In another post I commented how I have one tire wearing more quickly than the other and I want to rotate the two tires on the driver's side to avoid having an issue with the one tire that is wearing.

My question is where exactly do I position my floor jack to raise both tires to pull them off and rotate?

Thanks,

Mark


----------



## crunchman12002 (Jul 26, 2009)

Fanatical1 said:


> We are leaving on a camping trip in the AM and I think I want to rotate two tires on my trailer before I leave in the AM.
> 
> In another post I commented how I have one tire wearing more quickly than the other and I want to rotate the two tires on the driver's side to avoid having an issue with the one tire that is wearing.
> 
> ...


I tried with my floor jack, torwards the rear leaf spring on the frame and I swear I heard the Outback moan loud enough for me to let her down.

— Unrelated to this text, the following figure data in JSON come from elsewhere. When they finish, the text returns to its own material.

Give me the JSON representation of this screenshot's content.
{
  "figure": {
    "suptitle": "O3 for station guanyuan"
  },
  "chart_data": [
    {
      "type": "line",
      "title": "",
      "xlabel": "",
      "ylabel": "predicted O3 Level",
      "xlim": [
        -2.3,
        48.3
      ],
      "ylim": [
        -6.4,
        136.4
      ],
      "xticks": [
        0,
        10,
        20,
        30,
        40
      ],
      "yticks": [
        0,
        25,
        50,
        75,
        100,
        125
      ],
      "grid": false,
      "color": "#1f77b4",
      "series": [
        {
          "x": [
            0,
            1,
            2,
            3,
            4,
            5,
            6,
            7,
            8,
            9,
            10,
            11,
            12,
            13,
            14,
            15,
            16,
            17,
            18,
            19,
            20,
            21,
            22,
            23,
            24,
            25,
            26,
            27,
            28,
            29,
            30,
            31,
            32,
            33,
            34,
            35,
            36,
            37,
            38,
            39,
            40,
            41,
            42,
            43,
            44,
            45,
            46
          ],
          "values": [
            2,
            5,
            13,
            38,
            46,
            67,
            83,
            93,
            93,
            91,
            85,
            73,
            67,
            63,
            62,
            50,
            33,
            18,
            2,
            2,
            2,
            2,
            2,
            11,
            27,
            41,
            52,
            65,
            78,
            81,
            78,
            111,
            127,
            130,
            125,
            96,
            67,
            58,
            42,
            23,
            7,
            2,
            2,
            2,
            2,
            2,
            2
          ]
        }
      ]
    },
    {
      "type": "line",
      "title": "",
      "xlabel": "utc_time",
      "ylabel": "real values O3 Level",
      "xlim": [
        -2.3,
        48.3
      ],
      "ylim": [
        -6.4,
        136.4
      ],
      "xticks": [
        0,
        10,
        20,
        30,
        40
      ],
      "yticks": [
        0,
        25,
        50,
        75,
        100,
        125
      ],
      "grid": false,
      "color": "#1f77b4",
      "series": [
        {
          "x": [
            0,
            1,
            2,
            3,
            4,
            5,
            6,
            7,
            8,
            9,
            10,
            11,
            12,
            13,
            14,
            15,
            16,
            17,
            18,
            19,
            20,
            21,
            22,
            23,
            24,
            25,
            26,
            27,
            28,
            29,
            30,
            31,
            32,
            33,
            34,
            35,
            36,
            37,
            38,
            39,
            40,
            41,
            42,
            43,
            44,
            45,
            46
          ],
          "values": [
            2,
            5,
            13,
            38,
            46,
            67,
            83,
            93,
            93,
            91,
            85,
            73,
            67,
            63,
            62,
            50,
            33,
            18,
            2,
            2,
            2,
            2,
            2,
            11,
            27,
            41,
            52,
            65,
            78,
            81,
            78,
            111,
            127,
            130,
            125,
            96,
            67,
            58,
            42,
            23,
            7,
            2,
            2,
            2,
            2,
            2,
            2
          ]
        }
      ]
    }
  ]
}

I used a bottle jack that came with my E-250. I put the jack under the leaf spring shackle, just enough to catch the one side of it and lifted it from there with ease. I have seen pics on here from the "axle flips" where they used a floor jack on each end at the same time with 2 men and large jack stands. I am sure others will answer too but the above bottle jack worked for me. Be careful, lots of weight!
crunchman


----------



## CamperAndy (Aug 26, 2004)

Floor or bottle jack on the shackle T bracket between the tires. Then jack stands just beyond the leaf springs.


----------



## WWH (May 7, 2010)

I hook the trailer up to my truck so it can't shift on me when lifting then I use my floor jack on one axel and a bottle jack on the other axel.

I position my floor jack at the rear axel as close to the wheel as possible so I can pick it up on the u bolts that hold the spring in place first then put a jack stand in place should something slip. Since I only have one floor jack I use the bottle jack to pick up the front axel from the same axel location and again put a jack stand under it.

JACK STANDS ARE NOT AN OPTION in my opinion! I have seen too many vehicles slip and fall off jacks and lifts over the years.

I don't mean to scare you but Jack stands will save you from serious injury should a jack slip and we never know when it will happen no matter how careful you are. My left knee was crushed while in the military and I have spent most of my life wishing I had not skipped a saftey step.


----------